Thursday, December 29, 2016

U.S. Women's Soccer CBA Negotations Take an Interesting Turn

We awoke this morning to the news that the U.S. Women's National Team has parted ways with its chief negotiator, Rich Nichols, three days before its collective bargaining agreement with the U.S. Soccer Federation is set to expire.

Why and why now are relevant questions unanswered by the Women's Player's Association in its terse announcement, which merely says that Nichols will "no longer serve" as counsel to the Association, says that it is "focused on" productive conversations with U.S. Soccer regarding "our future" and looks forward to the upcoming NWSL season and an international women's tournament next March.

That immediate future will apparently proceed under the current CBA, which expires Saturday. Neither side has given the required 60-day notice of termination of that agreement,  after which either a work stoppage or a lock-out would be permitted.

Nichols has been a ferocious advocate for the women's team in negotiations with the Federation and by all appearances was the driving force in the wage discrimination complaint of five prominent players filed with the EEOC earlier this year, the defense of the Federation's suit that sought to impose the terms of an earlier CBA which forbid the players from striking before the Olympics this year (in which the Federation succeeded), and presumably in the players' public relations onslaught regarding their demands for "equal pay."

While meddling politicians and vacuous media outlets have taken up the women's team's call, as I and others have explained in the past, equal pay in the context of national soccer teams is not as simple as paying everyone the same salary or bonus or even paying equal amounts to the teams as a whole. And the EEOC complaint could, in fact, simply lead to further pay disparities in the women's professional game or the death of the women's professional league in the U.S. 

It seems likely that during negotiations (or perhaps because of the absence of negotiations) regarding a new CBA the players reached the conclusion that Nichol's approach was counterproductive to striking a bargain. Nichols has certainly raised the bar for the next counsel in terms of his zealous advocacy of the women's professional game, but perhaps a skillful negotiator and someone more willing to compromise is needed to bring the two sides together.

Certainly there's been nothing said publicly to-date by the Federation or its President Sunil Gulati to suggest that the Federation is not interested in trying to reach an agreement that does not compensate the national team players at a rate commensurate with their male counterparts, keeping in mind the revenue that each team has generated on a historical basis and U.S. Soccer's financial support for the NWSL.

Oh, but wait. There is one women's national team member who has cried foul, complaining that the Federation is "putting pressure" on the women to strike a deal. Anyone care to guess who that player might be?

Equal rights champion Hope Solo at her arraignment on
domestic violence charges (photo from

That's right, Hope Solo. In a blog post yesterday Solo expounded on her self-proclaimed role as a champion for equal pay and takes a shot at the Federation and Gulati for "putting pressure on the players" and "trying to divide and conquer us."

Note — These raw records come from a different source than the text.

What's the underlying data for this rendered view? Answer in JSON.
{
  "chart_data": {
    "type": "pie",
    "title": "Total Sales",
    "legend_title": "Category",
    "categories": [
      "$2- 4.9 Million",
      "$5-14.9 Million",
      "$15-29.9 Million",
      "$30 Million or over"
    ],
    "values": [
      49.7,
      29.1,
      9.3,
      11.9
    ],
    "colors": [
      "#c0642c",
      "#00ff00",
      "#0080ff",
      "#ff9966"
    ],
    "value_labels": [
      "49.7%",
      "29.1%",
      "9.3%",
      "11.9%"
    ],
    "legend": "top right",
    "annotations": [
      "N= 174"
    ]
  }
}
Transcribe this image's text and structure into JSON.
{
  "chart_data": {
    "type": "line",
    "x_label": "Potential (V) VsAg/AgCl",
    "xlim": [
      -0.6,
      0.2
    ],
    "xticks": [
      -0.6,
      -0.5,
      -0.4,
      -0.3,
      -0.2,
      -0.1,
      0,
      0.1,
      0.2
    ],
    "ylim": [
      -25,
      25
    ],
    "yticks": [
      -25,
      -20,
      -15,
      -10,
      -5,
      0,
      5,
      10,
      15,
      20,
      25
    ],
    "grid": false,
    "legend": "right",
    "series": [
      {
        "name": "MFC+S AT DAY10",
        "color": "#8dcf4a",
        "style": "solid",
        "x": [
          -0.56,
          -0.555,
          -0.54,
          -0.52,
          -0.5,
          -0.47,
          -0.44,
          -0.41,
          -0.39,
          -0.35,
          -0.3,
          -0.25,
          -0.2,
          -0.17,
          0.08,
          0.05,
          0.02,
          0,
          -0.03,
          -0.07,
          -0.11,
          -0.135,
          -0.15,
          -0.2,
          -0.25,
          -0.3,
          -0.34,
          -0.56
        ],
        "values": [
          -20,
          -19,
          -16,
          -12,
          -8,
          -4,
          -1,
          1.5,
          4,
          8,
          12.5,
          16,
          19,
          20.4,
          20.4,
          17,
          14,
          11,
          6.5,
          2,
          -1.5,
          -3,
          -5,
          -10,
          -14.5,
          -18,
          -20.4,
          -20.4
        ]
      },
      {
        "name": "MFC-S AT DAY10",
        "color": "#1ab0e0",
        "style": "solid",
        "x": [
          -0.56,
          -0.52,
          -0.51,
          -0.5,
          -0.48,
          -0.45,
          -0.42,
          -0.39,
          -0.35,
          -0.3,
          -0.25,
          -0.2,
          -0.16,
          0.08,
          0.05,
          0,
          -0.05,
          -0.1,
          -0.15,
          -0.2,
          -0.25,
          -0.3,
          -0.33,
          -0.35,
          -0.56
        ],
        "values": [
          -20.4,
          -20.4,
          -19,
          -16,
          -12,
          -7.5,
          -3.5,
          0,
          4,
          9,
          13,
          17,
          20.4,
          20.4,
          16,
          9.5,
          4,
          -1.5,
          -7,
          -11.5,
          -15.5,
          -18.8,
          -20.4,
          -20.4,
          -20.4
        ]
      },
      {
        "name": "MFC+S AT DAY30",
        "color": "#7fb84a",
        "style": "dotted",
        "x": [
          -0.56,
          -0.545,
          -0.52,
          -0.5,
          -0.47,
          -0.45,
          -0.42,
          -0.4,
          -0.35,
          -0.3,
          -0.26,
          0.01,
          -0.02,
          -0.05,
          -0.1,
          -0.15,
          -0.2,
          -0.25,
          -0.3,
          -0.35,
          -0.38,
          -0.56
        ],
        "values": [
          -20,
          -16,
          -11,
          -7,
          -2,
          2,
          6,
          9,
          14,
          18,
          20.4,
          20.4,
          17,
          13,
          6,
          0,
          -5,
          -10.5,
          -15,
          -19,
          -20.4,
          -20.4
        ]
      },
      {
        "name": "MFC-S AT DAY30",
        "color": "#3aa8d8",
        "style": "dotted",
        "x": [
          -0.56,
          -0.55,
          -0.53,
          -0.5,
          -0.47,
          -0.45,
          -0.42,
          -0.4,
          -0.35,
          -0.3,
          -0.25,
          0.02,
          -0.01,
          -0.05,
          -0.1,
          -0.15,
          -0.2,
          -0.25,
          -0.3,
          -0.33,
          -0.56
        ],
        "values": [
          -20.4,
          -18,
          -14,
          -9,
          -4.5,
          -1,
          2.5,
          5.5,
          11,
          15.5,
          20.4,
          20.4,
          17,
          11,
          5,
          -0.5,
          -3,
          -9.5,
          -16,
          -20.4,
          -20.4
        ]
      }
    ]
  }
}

To which I say: go figure. One side of a negotiation is trying to use leverage against the other? Say it ain't so, Solo! I suppose the EEOC complaint and the players' implicit threat of a strike prior to the Olympics (which caused the Federation's ultimately successful lawsuit) were not leverage, or attempts by the players to put pressure on the Federation to strike a deal?

Posturing aside, one has to wonder if the timing of Solo's post isn't an indication that she is not on-board with her fellow team members and litigants regarding Nichol's approach and was her (indirect) protest against his dismissal. In other words, Hope is the true champion of women's rights and the others are not. Certainly wouldn't be the first time that she willingly distanced herself from the common good.